The United States will withdraw from the World Health Organization by July 6, 2021, the Trump administration has told the WHO, launching a yearlong process that will likely require approval from Congress and President Donald Trump’s re-election if it is to come to completion.
While the move would end the hundreds of millions of dollars in federal money to the WHO, withdrawal does not necessarily mean a reduction in overall global health aid, Elyssa Koren, director of United Nations advocacy at ADF International, told CNA July 7.
“Withdrawal from the WHO does not mean that the U.S. has stopped prioritizing humanitarian assistance, in particular COVID-19 relief, but that instead it can channel these funds directly without going through the U.N.,” Koren said.
A draft appropriations bill in Congress would increase overall money for U.S. development spending, and allocate another $10 billion for coronavirus assistance, she added in a July 8 essay in Newsweek.
President Donald Trump said he would withdraw from the WHO in a May 29 Rose Garden media briefing. He charged that the agency failed to alert the world when the novel coronavirus emerged. He accused the U.N. agency of helping China cover up the threat.
The claims of a cover-up have been questioned by experts, including a report from the U.S. Department of Homeland Security.
In April, Trump put a temporary freeze on U.S. funds during a review of U.S. membership. The U.S. had typically given $400 million per year to the organization, whose budget is about $4.8 billion annually.
Former vice-president Joe Biden, the presumptive Democratic presidential nominee, rejected the withdrawal effort.
“Americans are safer when America is engaged in strengthening global health,” Biden said on Twitter July 7. “On my first day as President, I will rejoin the WHO and restore our leadership on the world stage.”
A State Department spokesperson explained the Trump administration’s perspective.
“The President has been clear that the WHO needs to get its act together. That starts with demonstrating significant progress and the ability to prevent, detect, and respond to infectious disease outbreaks with transparency and accountability,” a State Department spokesperson told CNBC July 7.
“The United States will continue efforts to reform the WHO and other international organizations to ensure they operate with transparency, fulfill their mandates, and hold governments accountable for their commitments under international law,” the spokesperson said.
While Koren has backed defunding, rather than disengaging, from the WHO, she characterized the possible end of a U.S. relationship with the WHO as “an important step for the protection of American interests.”
“The U.S. spent $900 million on the organization last year alone, and given significant evidence of WHO dysfunction, it is clear that U.S. funds are better spent elsewhere,” she told CNA.
There are no reports that the Trump administration action is motivated by abortion.
However, Koren, a longtime observer of abortion issues at the U.N., said there is further reason for the U.S. to withdraw given “mounting proof that the WHO is promoting abortion under the guise of coronavirus relief.”
The WHO’s coronavirus pandemic plans for Ecuador includes Minimum Initial Service Packages from the United Nations Population Fund, which include instruments used in the context of abortion: vacuum extractors, craniocrasts for the crushing of fetal skills, and drugs to perform abortions.
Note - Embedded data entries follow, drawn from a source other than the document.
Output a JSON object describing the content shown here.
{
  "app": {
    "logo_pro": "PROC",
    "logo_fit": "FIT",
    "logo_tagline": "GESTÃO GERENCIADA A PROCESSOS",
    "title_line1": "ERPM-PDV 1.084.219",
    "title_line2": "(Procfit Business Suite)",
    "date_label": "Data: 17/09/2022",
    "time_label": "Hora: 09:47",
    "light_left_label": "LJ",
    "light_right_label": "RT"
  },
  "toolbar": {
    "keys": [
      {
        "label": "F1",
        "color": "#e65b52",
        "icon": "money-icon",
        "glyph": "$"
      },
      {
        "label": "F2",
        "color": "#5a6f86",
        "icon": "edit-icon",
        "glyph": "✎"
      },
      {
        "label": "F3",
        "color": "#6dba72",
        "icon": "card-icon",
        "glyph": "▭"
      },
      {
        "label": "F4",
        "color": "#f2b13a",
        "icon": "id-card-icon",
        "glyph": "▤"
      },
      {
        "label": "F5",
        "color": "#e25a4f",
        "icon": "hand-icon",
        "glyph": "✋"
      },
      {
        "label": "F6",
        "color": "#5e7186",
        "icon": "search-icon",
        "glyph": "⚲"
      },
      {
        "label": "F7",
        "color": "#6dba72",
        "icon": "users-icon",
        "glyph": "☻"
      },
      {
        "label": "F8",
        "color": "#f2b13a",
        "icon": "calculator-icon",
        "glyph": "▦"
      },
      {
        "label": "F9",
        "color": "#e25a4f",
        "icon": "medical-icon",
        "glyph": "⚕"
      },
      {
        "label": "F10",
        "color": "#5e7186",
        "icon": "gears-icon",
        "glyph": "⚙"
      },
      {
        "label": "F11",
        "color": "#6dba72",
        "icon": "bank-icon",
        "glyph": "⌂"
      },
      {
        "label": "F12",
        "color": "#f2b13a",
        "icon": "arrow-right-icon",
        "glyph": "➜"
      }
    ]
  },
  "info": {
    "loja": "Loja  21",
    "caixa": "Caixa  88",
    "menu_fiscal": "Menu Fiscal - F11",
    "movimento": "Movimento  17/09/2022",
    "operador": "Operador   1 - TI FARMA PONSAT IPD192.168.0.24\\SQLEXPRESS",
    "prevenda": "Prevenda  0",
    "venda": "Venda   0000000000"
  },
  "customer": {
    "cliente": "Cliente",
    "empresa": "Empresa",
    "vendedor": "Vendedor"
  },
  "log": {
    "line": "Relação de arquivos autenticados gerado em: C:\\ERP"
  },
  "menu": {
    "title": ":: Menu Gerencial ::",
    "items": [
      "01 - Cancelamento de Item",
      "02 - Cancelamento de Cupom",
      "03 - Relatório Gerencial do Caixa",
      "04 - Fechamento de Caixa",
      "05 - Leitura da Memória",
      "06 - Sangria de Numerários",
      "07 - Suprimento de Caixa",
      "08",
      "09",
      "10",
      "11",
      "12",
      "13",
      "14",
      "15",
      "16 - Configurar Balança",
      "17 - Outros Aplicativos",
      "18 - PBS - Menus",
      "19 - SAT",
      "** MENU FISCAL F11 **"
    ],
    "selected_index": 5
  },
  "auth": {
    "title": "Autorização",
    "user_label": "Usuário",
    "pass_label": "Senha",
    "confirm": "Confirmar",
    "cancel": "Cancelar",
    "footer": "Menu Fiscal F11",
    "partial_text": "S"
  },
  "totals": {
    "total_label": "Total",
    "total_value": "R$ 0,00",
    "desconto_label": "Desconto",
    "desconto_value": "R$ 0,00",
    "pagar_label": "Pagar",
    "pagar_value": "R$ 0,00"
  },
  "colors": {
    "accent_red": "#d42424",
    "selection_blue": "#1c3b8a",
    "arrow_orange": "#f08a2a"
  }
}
The equipment comes with manuals from the abortion provider IBIS, which explain how the equipment can be used for abortion.
“The U.S. is prohibited from the funding of abortion abroad, thus rendering the relationship with the organization untenable,” Koren said.
Given recent years’ U.S. leadership on pro-life protections at the United Nations, Koren said that as the U.S. withdraws from the WHO it should “seek avenues to maintain engagement across the U.N. system in the interest of the pro-life cause and other American priorities.” “Continued pressure for reform is needed for the longevity of the international human rights project,” she said.
After the president’s May 29 media briefing, the State Department began redirecting funds away from the WHO, instead giving the funds to other global health organizations, CNBC reports.
The withdrawal has drawn criticism from Congress, including Republicans in the House of Representatives. They have said the U.S. would be able to have a larger impact on the response to the novel coronavirus epidemic as part of the organization.
It is unclear whether Trump has the authority to withdraw unilaterally from the WHO. The draft 2021 foreign aid bill of the U.S. House of Representatives’ Committee on Appropriations would renew $200 million in WHO funding.
Koren, writing in Newsweek, has said the draft bill’s provision to give $55.5 million to the UNFPA would violate the Kemp-Kasten Amendment, which bars U.S. funds for organizations with links to forced abortion.
Some reports have called into question Trump's claim that the U.N. agency was involved in cover-up. On June 2 the Associated Press reported that while WHO publicly praised China's response to the new coronavirus, it encountered significant delays in collecting data from the Chinese government. WHO officials were frustrated they did not get the information they needed.
Experts have debated whether WHO should have been more confrontational, or whether that approach would have put it at risk of being kicked out of China.
WHO has agreed to an independent probe of how it handled the global pandemic.
A Department of Homeland Security report dated May 1, acquired by the Associated Press, showed that some U.S. officials believe China covered up the extent of the outbreak and the contagiousness of the new coronavirus in order to stock up on medical supplies.